Last few days of Punk @ SHOWStudio: Why this exhibition is true to the wit, elegance and design skills of the McLaren/Westwood partnership
In the period 1972-78 when the body of the partnership’s punk fashions were created, Malcolm McLaren’s art education and development as a largely conceptual visual artist was applied with Vivienne Westwood’s intuitive and sophisticated technical skills.
The resultant potency of the work was achieved by such factors as: balance in the proportions; deft use of juxtaposition; confidence in realisation; jarring harmony in the use of colour; wit in the application of motifs; and astute sense of framing, particularly of text and visual imagery.
Excerpt from introduction to my review of the McLaren/Westwood designs in the Costume Institute collection of the Metropolitan Museum of Art, summer 2013.

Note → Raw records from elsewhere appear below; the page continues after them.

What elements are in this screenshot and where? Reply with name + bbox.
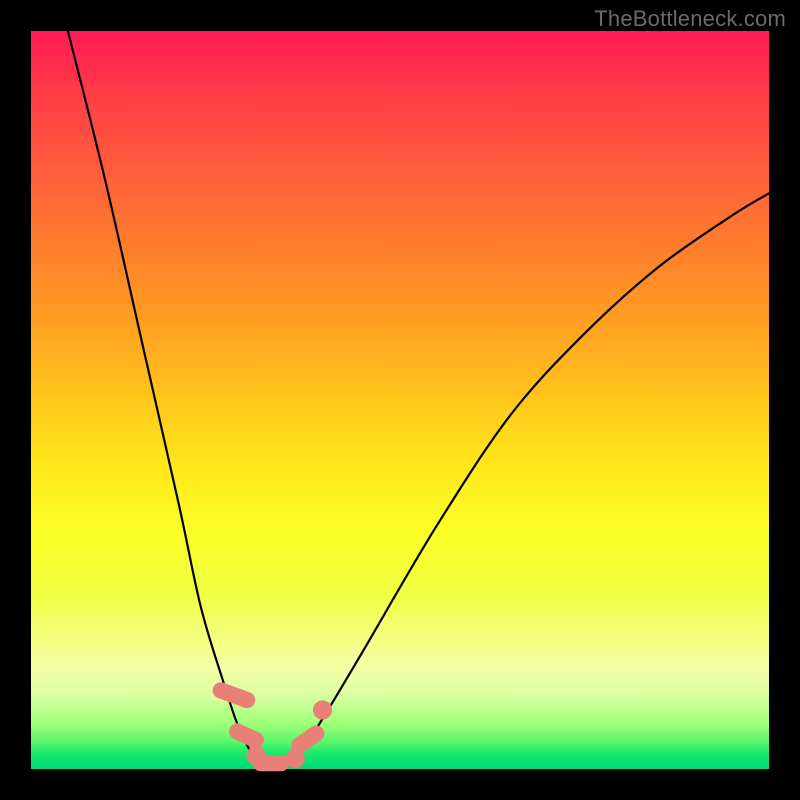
marker-segment bbox=[252, 755, 289, 771]
plot-area bbox=[31, 31, 769, 769]
watermark-text: TheBottleneck.com bbox=[594, 6, 786, 32]
chart-frame: TheBottleneck.com bbox=[0, 0, 800, 800]
marker-layer bbox=[210, 680, 332, 771]
bottleneck-curve bbox=[68, 31, 769, 771]
marker-dot bbox=[313, 700, 332, 719]
curve-layer bbox=[31, 31, 769, 769]
marker-segment bbox=[210, 680, 257, 710]
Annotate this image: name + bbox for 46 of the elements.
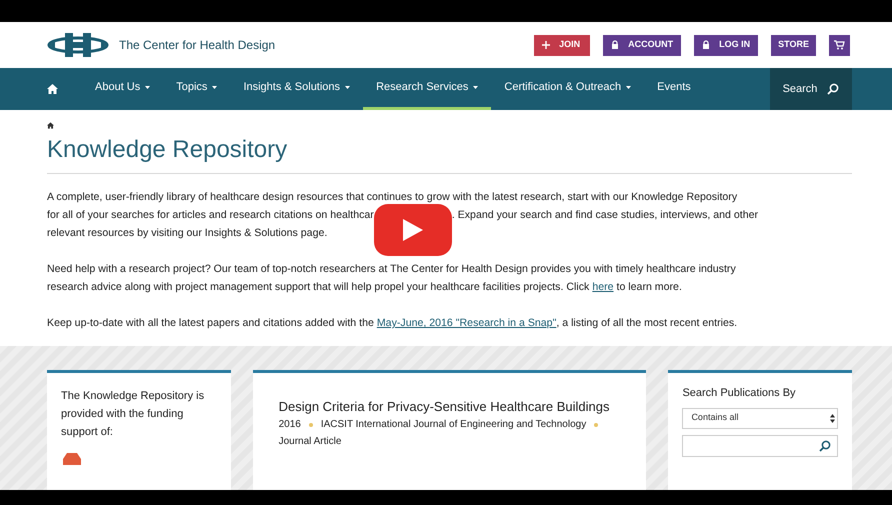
cart-icon (834, 40, 845, 50)
paragraph-text: Keep up-to-date with all the latest papers and citations added with the (47, 316, 374, 331)
paragraph-text: research advice along with project management support that will help propel your healthcare facilities projects. Click (47, 280, 590, 295)
nav-link[interactable]: Insights & Solutions (230, 68, 364, 110)
nav-link[interactable]: Events (644, 68, 704, 110)
text-link[interactable]: here (592, 278, 614, 296)
home-icon (47, 84, 58, 94)
nav-link[interactable]: Topics (163, 68, 230, 110)
select-field[interactable]: Contains all (682, 408, 838, 428)
search-icon (819, 440, 832, 452)
nav-link[interactable]: Certification & Outreach (491, 68, 644, 110)
plus-icon (542, 41, 550, 49)
text-link[interactable]: May-June, 2016 "Research in a Snap" (376, 314, 556, 332)
result-title[interactable]: Design Criteria for Privacy-Sensitive Healthcare Buildings (278, 399, 620, 414)
home-icon (47, 122, 54, 129)
search-field[interactable] (682, 434, 838, 456)
header-button[interactable]: ACCOUNT (603, 34, 682, 56)
paragraph-text: relevant resources by visiting our Insights & Solutions page. (47, 226, 328, 241)
nav-link[interactable]: About Us (82, 68, 164, 110)
nav-link[interactable]: Research Services (363, 68, 492, 110)
header-button[interactable]: JOIN (534, 34, 590, 56)
play-button[interactable] (374, 204, 452, 256)
lock-icon (611, 40, 620, 50)
meta-text: IACSIT International Journal of Engineering and Technology (320, 418, 586, 432)
dropdown-arrow-icon (830, 414, 836, 422)
field-label: Search Publications By (682, 386, 797, 401)
paragraph-text: to learn more. (616, 280, 682, 295)
sponsor-logo-icon (61, 451, 83, 465)
cart-button[interactable] (829, 34, 850, 56)
paragraph-text: , a listing of all the most recent entries. (556, 316, 738, 331)
meta-text: 2016 (278, 418, 301, 432)
page-title: Knowledge Repository (47, 135, 852, 174)
lock-icon (702, 40, 710, 50)
paragraph-text: A complete, user-friendly library of healthcare design resources that continues to grow with the latest research, start with our Knowledge Repository (47, 190, 738, 205)
site-name: The Center for Health Design (119, 37, 276, 54)
play-icon (402, 219, 423, 241)
paragraph-text: for all of your searches for articles and research citations on healthcar (47, 208, 374, 223)
paragraph-text: . Expand your search and find case studies, interviews, and other (452, 208, 758, 223)
search-icon (827, 83, 840, 95)
paragraph-text: Need help with a research project? Our team of top-notch researchers at The Center for Health Design provides you with timely healthcare industry (47, 262, 736, 277)
header-button[interactable]: LOG IN (694, 34, 758, 56)
logo-icon (47, 32, 109, 58)
header-button[interactable]: STORE (771, 34, 816, 56)
card-text: The Knowledge Repository is provided with the funding support of: (61, 389, 206, 440)
search-button[interactable]: Search (770, 68, 852, 110)
meta-text: Journal Article (278, 435, 342, 449)
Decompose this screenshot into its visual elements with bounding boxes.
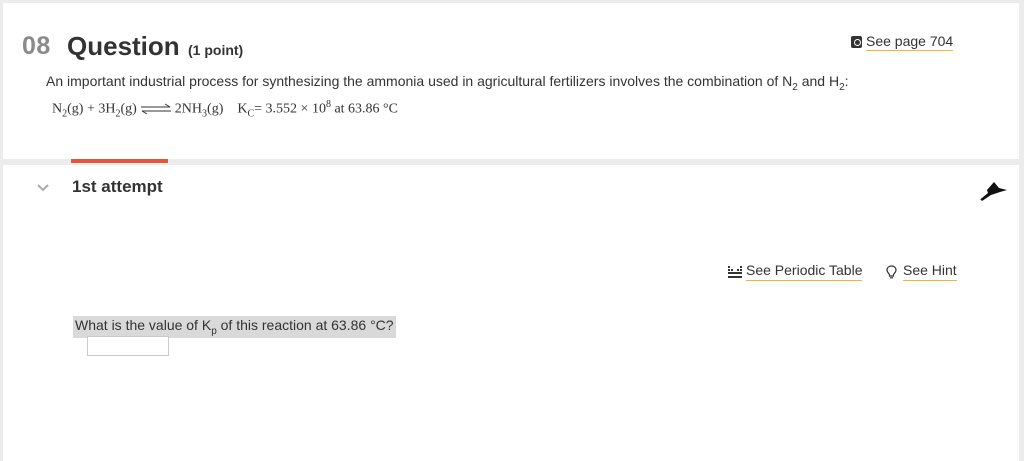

Precision, deftness, balance, harmony, these are terms unjustly omitted from the standard critical lexicon applied to punk’s central design aesthetics as conceived and realised by Malcolm McLaren and Vivienne Westwood and their coterie.
Which is why Punk @ ShowStudio, the elegant exhibition which is now moving into its final week at photographer Nick Knight’s Belgravia gallery, is to be applauded, since it avoids the run-of-the-mill in favour of recognition of the importance of these qualities.
“I was very impressed. It was inspiring to see what I like to call ‘the origins of Punk’ as opposed to the usual well documented ‘greatest hits of Punk’,” the collector/archivist/author Paul Burgess wrote to me recently.